We take a bit of a walk to see what our options are:
One thing we saw at this market that we didn’t at previous ones is the presence of different fusion foods. We pass a stand selling Thai style cole slaw and butter chicken rolled in Chinese pancakes. After a wander through all the stalls we get in line for some Vietnamese-inspired tacos.
We start with the “Crispy Fish Banh Mi Taco”
It has many of the ingredients I recognize from Banh Mi sandwiches: pickled vegetables, meat (or fish), chilli, and coriander. But there’s also lime for the fish and it’s served on a freshly cooked tortilla. It is the best combination of the fish tacos I had in New Mexico with the banh mi I have had downtown. It’s so great we go for another.
This time I go for the lemongrass chicken version. Chicken with lemongrass is the first Vietnamese dish I ever tasted and it’s a huge favourite. The chicken is juicy and tender with a good level of lemongrass. All in all it is very tasty but it could have done without the mayonnaise. (I think this is possibly a Toronto thing – even most of the burrito shops offer “burrito sauce” on their burritos – basically mayonnaise. Who eats a burrito with maynnaise?) I leave most of it with Sage and head out to get something more.
Most North Americans have a fairly limited idea of what Chinese food is. The usual fare available at the average hometown Chinese restaurant includes sweet and sour chicken, maybe General Tao’s chicken, pepper beef, and egg rolls. But there is so much more. Some know about other dishes like Sichuan style food or dim sum. But I only recently learned that in the west of China is a large Muslim population and many of the dishes there are similar to what you might find in the middle east. For example, grilled lamb skewers seasoned with cumin and chilli are very common and becoming more common here in Toronto as well. I order two for myself, knowing that Sage is not a fan of lamb.
They’re OK but fairly fatty and much more food than I thought. I would’ve been fine with one, I think – especially considering that I was eating these alone. Back out I went. This time I brought back a Chinese bun. The bun was cooked in a clay oven very similar to a tandoor. The bread was similar to naan and had seasoned pork, chillis, mustard greens and other vegetables in it. It was really delicious.As I walk I see many people carrying grilled squid on a stick. I’m a big fan of seafood but squid is a little chewy for my liking. But I’m clearly in the minority today.

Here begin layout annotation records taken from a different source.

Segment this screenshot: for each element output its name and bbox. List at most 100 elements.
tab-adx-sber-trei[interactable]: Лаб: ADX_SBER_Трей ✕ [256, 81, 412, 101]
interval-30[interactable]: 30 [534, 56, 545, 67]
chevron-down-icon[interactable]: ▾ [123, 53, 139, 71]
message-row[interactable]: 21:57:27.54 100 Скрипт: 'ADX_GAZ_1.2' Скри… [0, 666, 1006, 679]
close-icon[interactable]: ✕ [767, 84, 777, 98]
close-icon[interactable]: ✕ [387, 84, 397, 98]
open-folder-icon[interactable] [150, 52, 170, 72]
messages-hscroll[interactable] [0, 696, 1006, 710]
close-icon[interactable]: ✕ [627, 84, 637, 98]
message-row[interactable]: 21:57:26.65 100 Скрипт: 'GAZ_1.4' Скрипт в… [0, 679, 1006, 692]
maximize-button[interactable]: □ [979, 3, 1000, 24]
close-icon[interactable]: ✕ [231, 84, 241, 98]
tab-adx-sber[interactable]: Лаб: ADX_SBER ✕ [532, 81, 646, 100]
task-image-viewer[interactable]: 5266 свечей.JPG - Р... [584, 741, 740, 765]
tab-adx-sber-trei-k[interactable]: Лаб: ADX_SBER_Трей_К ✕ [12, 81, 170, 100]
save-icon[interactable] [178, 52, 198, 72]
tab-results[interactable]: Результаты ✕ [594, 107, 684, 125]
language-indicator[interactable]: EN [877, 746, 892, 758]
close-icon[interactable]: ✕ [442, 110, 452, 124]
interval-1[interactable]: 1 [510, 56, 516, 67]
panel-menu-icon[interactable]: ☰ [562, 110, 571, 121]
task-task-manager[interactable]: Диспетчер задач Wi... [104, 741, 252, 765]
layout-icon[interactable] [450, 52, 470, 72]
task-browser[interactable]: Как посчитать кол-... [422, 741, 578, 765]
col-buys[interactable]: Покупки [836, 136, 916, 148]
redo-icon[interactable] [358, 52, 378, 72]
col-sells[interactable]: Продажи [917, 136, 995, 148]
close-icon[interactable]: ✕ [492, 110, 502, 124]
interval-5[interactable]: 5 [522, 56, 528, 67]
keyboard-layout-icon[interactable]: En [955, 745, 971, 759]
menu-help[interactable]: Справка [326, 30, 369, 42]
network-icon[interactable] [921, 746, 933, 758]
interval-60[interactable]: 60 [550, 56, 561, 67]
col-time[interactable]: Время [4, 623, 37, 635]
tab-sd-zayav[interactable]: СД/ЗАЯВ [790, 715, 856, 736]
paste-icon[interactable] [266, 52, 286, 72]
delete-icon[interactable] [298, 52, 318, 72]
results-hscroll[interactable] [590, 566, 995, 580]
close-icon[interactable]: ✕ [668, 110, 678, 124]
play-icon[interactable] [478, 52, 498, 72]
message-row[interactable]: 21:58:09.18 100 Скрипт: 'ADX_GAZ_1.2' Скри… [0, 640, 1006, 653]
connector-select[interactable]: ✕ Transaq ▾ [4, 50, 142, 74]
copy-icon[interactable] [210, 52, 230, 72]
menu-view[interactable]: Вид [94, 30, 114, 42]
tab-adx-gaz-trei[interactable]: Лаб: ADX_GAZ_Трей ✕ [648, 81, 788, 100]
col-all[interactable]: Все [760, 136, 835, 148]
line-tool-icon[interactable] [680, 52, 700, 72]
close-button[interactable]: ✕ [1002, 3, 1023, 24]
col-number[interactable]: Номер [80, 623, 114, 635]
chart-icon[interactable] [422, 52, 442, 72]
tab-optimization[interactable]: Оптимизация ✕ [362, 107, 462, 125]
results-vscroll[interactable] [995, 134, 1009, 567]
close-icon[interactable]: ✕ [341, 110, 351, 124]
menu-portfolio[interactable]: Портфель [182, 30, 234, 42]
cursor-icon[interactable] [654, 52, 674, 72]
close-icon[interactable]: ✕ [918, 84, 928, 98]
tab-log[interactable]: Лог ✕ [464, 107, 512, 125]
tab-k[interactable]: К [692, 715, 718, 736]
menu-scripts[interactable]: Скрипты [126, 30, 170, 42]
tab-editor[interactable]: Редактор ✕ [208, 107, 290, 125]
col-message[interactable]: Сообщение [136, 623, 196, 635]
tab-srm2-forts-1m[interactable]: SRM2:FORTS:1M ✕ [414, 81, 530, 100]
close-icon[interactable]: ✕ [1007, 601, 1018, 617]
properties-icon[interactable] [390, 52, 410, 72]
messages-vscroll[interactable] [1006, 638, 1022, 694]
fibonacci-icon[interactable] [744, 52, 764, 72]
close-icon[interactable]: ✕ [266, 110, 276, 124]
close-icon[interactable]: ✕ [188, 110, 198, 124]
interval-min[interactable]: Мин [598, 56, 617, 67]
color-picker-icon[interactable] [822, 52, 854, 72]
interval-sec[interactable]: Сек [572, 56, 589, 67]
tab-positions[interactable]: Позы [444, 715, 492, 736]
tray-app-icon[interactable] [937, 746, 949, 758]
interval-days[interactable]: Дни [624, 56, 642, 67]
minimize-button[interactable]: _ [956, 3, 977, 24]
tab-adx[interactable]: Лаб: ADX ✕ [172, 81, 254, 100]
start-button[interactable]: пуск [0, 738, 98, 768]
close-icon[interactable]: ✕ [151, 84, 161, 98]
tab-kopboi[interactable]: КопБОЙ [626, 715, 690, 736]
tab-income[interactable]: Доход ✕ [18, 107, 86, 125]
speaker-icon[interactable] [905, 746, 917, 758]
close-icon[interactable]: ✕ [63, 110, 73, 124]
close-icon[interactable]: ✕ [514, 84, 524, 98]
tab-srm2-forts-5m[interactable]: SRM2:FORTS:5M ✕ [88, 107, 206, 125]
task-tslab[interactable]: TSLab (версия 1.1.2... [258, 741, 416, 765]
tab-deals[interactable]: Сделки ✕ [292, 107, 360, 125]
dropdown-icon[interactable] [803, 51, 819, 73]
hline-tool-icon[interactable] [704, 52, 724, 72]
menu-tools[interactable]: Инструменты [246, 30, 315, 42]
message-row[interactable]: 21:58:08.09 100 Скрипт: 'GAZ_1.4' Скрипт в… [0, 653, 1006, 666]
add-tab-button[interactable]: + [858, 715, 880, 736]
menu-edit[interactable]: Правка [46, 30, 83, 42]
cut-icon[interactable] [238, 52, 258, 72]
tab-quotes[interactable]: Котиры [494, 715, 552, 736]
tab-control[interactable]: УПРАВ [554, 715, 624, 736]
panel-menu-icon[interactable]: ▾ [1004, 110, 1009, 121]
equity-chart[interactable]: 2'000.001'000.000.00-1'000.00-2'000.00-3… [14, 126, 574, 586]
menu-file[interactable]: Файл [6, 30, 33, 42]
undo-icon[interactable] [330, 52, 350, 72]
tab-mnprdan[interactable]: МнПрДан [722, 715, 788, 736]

I head out again and go to a couple stalls before returning to the shady spot Sage has staked a claim on. I go to a stall selling Korean food with a choice of various pancakes, pork, and boneless fried chicken. I order some hoping for some spicy karaage chicken. What I get isn’t bad but is just fried chicken. The bibimbap sauce on top provides a little flavour but is not the fiery bite I am hoping for.
The next dish I pick up is a cold Sichuan noodle dish. This is just the sort of thing I need on a hot day like today. The noodles are cold and cooked well with an al dente bite to them. They’re served with julienned cucumber, a couple of slices of sausage and a generous dose of spicy Sichuan pepper-infused sauce in the bottom. It was really really tasty but still not as spicy as I was hoping for. There are only a few places I know of that manage to make it that hot. I may have to go back to one of them sometime soon.
By this time we’re both overheated and stuffed to bursting. We head back and for a change of pace catch the commuter train downtown that is just arriving. We join a number of families from the suburbs heading downtown for a baseball game so the train is pretty full. We don’t mind, though. It is air conditioned to near-extreme levels. We are finally cooled off by the time we pull in to Union Station.